Rachel just gapped, seemingly unable to process any of that.

“That’s not what’s important now though,” Lisa said, trying to bring the conversation back around to the critical questions.

“You’re dating a ragdoll? Or you want to date a ragdoll?” Rachel asked, completely ignoring Lisa’s attempt to change the topic. “How does that even work?”

“Before I answer that, ask yourself if you really want me to go into graphic detail on my sex life?” Lisa said. 

“I…you know what, you’re right. I thought all of this was weird, but that…that is a bridge too far,” Rachel said.

“Good. Then if we could get back to talking about you for a minute?” Lisa asked.

“What about me? I’m the only one in this whole world that makes any sense,” Rachel said.

“Are you though?” Lisa said. “You said you logged into your character on my account on the beta server, right?”

“Yeah? That’s not new, I did that for like a month straight while you were at work.”

“Right. Notice the important element there – ‘while I was at work’. I’m not at work now, so how were you able to log into my account, when it should have still been running on the computer in my apartment?” Lisa asked.

“I don’t know. It didn’t give me the ‘already logged in’ message I usually see if your already playing. Maybe you got automatically logged out when you got pulled in?” Rachel said.

“I don’t think so,” Lisa said. “The GMs were still able to message us and appear in front of us even after we got drawn in. The GMs on Earth that is. They still saw us as logged in on their end.”

“Okay, so then it was a bug. You can’t tell me, with all this, that a login error would be the biggest bug they had with this release.”

“Fair point,” Lisa said. “Was there anyone else on the beta server with you?”

“Yeah. A lot of people. All projections like me as far as I could tell.”

“But you couldn’t tell that I was different?” 

“I mean, you seemed different, but then everyone here does, so I thought it was just a beta vs live server thing.”

“Maybe. Or maybe it’s because the beta server can be accessed, for whatever reason, by people from Earth still, where everyone here got drawn in because their character’s died or their connection was severed. Was there anything else different about the people on the beta server?”

“Not really,” Rachel said. “I mean a lot of them were speaking Mandarin, but they were talking about the same things as everyone else there. Basically how we were supposed to rescue the people we knew who got trapped.”

“Huh. That’s weird.
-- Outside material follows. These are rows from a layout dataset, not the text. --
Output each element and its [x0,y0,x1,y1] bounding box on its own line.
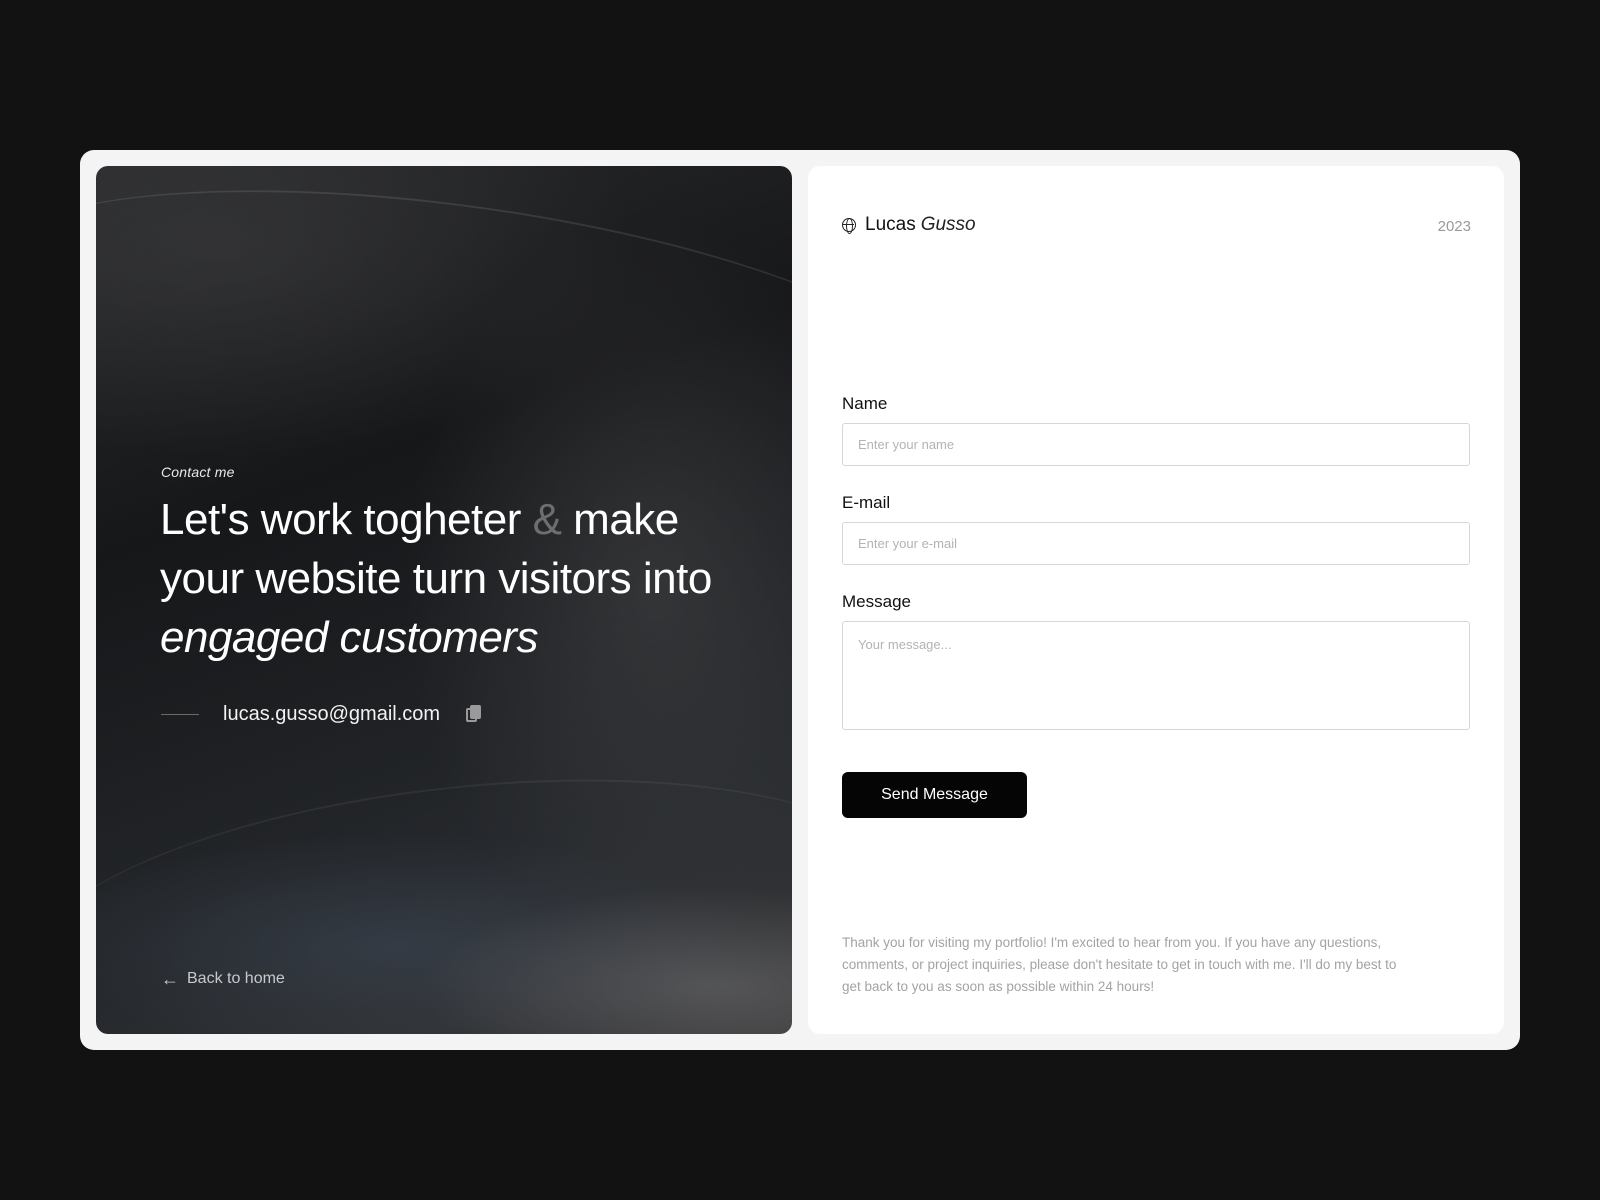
headline-text: Let's work togheter [160,495,533,544]
message-textarea[interactable] [842,621,1470,730]
message-label: Message [842,592,911,611]
thank-you-note: Thank you for visiting my portfolio! I'm… [842,935,1397,994]
background-streak [96,739,792,1034]
email-row: lucas.gusso@gmail.com [161,698,482,730]
year-label: 2023 [1437,218,1471,235]
contact-form-panel: Lucas Gusso 2023 Name E-mail Message Sen… [808,166,1504,1034]
back-to-home-link[interactable]: ← Back to home [161,970,285,988]
arrow-left-icon: ← [161,969,179,989]
brand-logo[interactable]: Lucas Gusso [842,214,976,236]
name-label: Name [842,394,888,413]
brand-last-name: Gusso [920,214,976,235]
brand-first-name: Lucas [865,214,916,235]
send-message-button[interactable]: Send Message [842,772,1027,818]
hero-panel: Contact me Let's work togheter & make yo… [96,166,792,1034]
email-label: E-mail [842,493,891,512]
contact-kicker: Contact me [161,464,235,480]
headline-ampersand: & [532,495,562,544]
headline-emphasis: engaged customers [160,613,538,662]
name-input[interactable] [842,423,1470,466]
globe-icon [842,218,856,234]
copy-icon[interactable] [466,705,482,723]
email-input[interactable] [842,522,1470,565]
hero-headline: Let's work togheter & make your website … [160,490,760,667]
email-link[interactable]: lucas.gusso@gmail.com [223,703,440,726]
back-to-home-label: Back to home [187,970,285,987]
divider-line [161,713,199,715]
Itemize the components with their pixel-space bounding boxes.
The beta servers are in California. Plenty of Chinese-Americans there, but I wouldn’t expect them to be speaking in Mandarin anymore than we do?”

“I know, Mom would have been so happy,” Rachel said. “I don’t know if they managed to get anybody out either though.”

“How did you managed to cross over? I mean into the beta server in the first place?”

“I told you, I logged into Deadly Alice. There was a gateway icon in the start town. I clicked on it and that pulled me in here. I clicked on it again and I was back at my desk. It wasn’t exactly hard.”

“And when did you meet the [Daemon] who told you what the rules were?”

“He found me. Like one of those quest NPCs that comes running up to you as soon as you get close enough to their spawn area.”

“And you were still in [Sky’s Edge] in the [High Beyond] right?” Lisa asked.

“Yeah.”

“What did he look like?” Lisa asked, a cold worry growing in her gut.

“Pretty weird. I think the graphics department hadn’t gotten around to putting his final skin on him yet or something so he was just a human shaped blob of darkness.”

“Did he seem [Hungry] at all?” Lisa asked, her nerves balanced on pin tops.

“Yeah. That was one of the tags on his character info,” Rachel said, staring as Lost Alice went even paler than her usual self.